There were other discoveries. While the builders set to work to redecorate the top-floor bedroom, they uncovered the weighty beam that runs from front to back. For decades, it had been completely obscured by a false ceiling. “I found out that it’s a ship’s timber from Chatham dockyard. Good wood was very expensive in those days. So when ships were decommissioned the timber was sold to housebuilders.” He points out the grooves along its length. “It’s likely that they were cut to support decking.”
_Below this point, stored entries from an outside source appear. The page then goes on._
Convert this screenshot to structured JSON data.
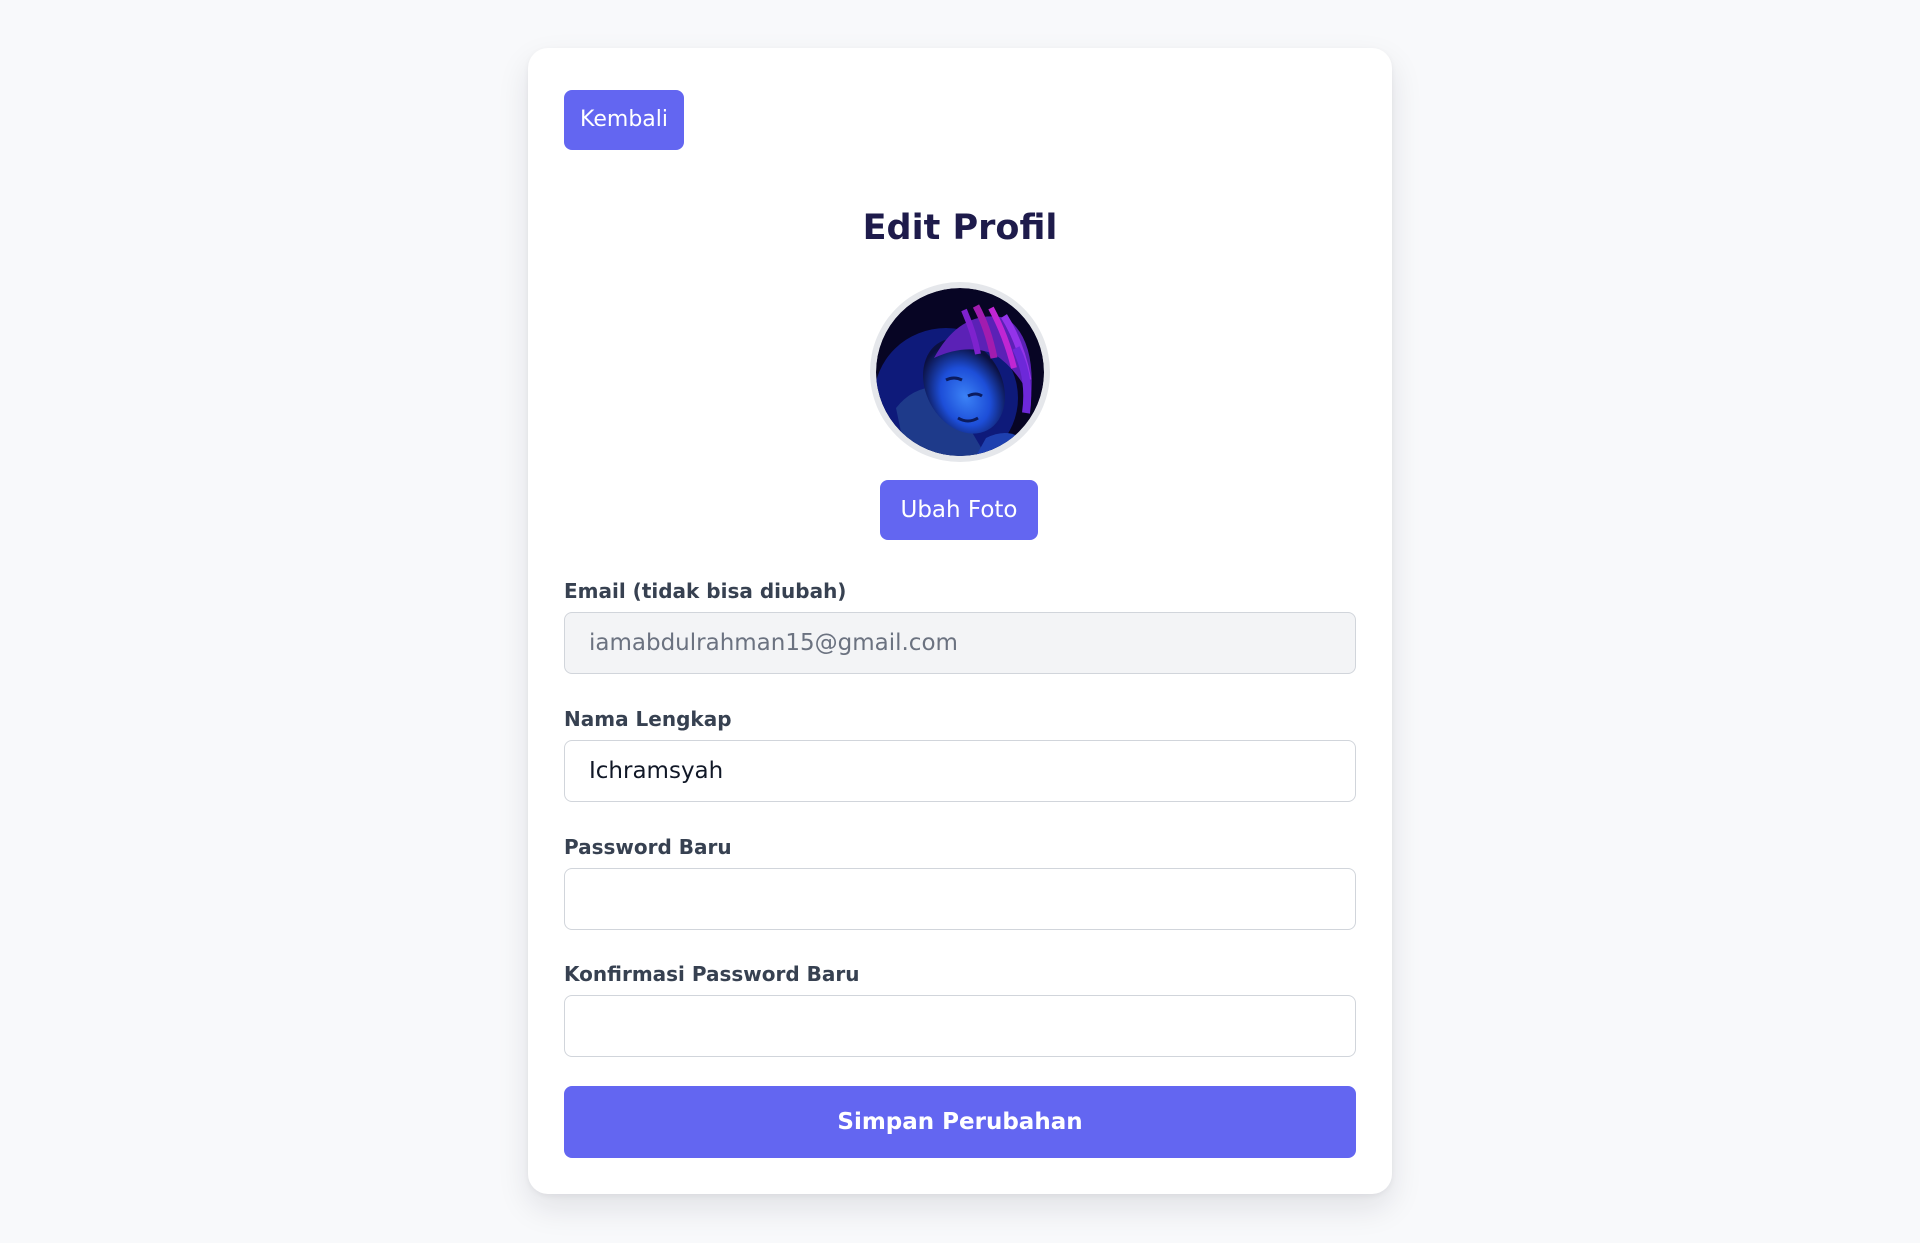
{
  "nav": {
    "back_label": "Kembali"
  },
  "profile": {
    "title": "Edit Profil",
    "avatar_icon": "profile-photo",
    "change_photo_label": "Ubah Foto"
  },
  "form": {
    "email": {
      "label": "Email (tidak bisa diubah)",
      "value": "iamabdulrahman15@gmail.com"
    },
    "full_name": {
      "label": "Nama Lengkap",
      "value": "Ichramsyah"
    },
    "new_password": {
      "label": "Password Baru",
      "value": ""
    },
    "confirm_password": {
      "label": "Konfirmasi Password Baru",
      "value": ""
    },
    "save_label": "Simpan Perubahan"
  },
  "colors": {
    "accent": "#6366f1",
    "title": "#1e1b4b",
    "background": "#f8f9fb"
  }
}
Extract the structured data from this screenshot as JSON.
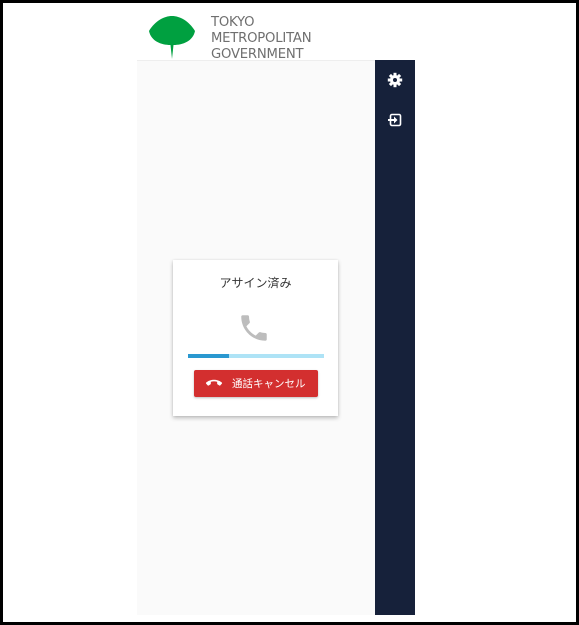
{
  "logo": {
    "lines": [
      "TOKYO",
      "METROPOLITAN",
      "GOVERNMENT"
    ],
    "icon": "ginkgo-leaf-logo",
    "color": "#00a040"
  },
  "sidebar": {
    "background": "#16213a",
    "items": [
      {
        "icon": "gear-icon"
      },
      {
        "icon": "logout-icon"
      }
    ]
  },
  "call_card": {
    "status": "アサイン済み",
    "icon": "phone-icon",
    "progress": 0.3,
    "progress_color": "#2a98d0",
    "cancel_button": {
      "label": "通話キャンセル",
      "icon": "hangup-phone-icon",
      "color": "#d32f2f"
    }
  }
}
Apart from the neoclassical trompe l’oeil wallpaper in the bedroom, he has kept the decoration simple, scattering rugs and painting walls. In the first-floor drawing room, the long-suffering decorator tried three different shades before Frank hit on the ideal green: “Not too leafy, not too cooking apple.” Its depth acts as a foil for the 17th-century Dutch paintings – portraits, still lifes, landscapes – which Hollmeyer has bought at auctions over the years. Working from home during lockdown, he’s had plenty of time to absorb their details.

“Acquaintances have become friends,” says Hollmeyer, who also learned how to restore their gessoed frames using Dutch gilding. He’s grown even fonder of his brown furniture, the stately wingback armchairs or the wavy, camel back sofa with its “patina of time”. He’s recovered them in plain, thick linens. There are no curtains anywhere. “Like the window tax in England, the Dutch imposed a tax on curtains in the 17th century, so they were a rarity. I’ve stayed faithful to that look.”

In the basement, he designed the country house-style kitchen, adding a butcher’s block found online. Instead of conventional flagstones, there are French tomette tiles. Their subdued, pinkish tone is, he says, “very Dutch”. When a more normal social life resumes, he’s looking forward to laying the table for guests. There will be tulips in vases, bright Meissen plates and his signature prop: the lemon.

“All you need is one for a splash of colour. It’s an instant Dutch still life – on a budget.”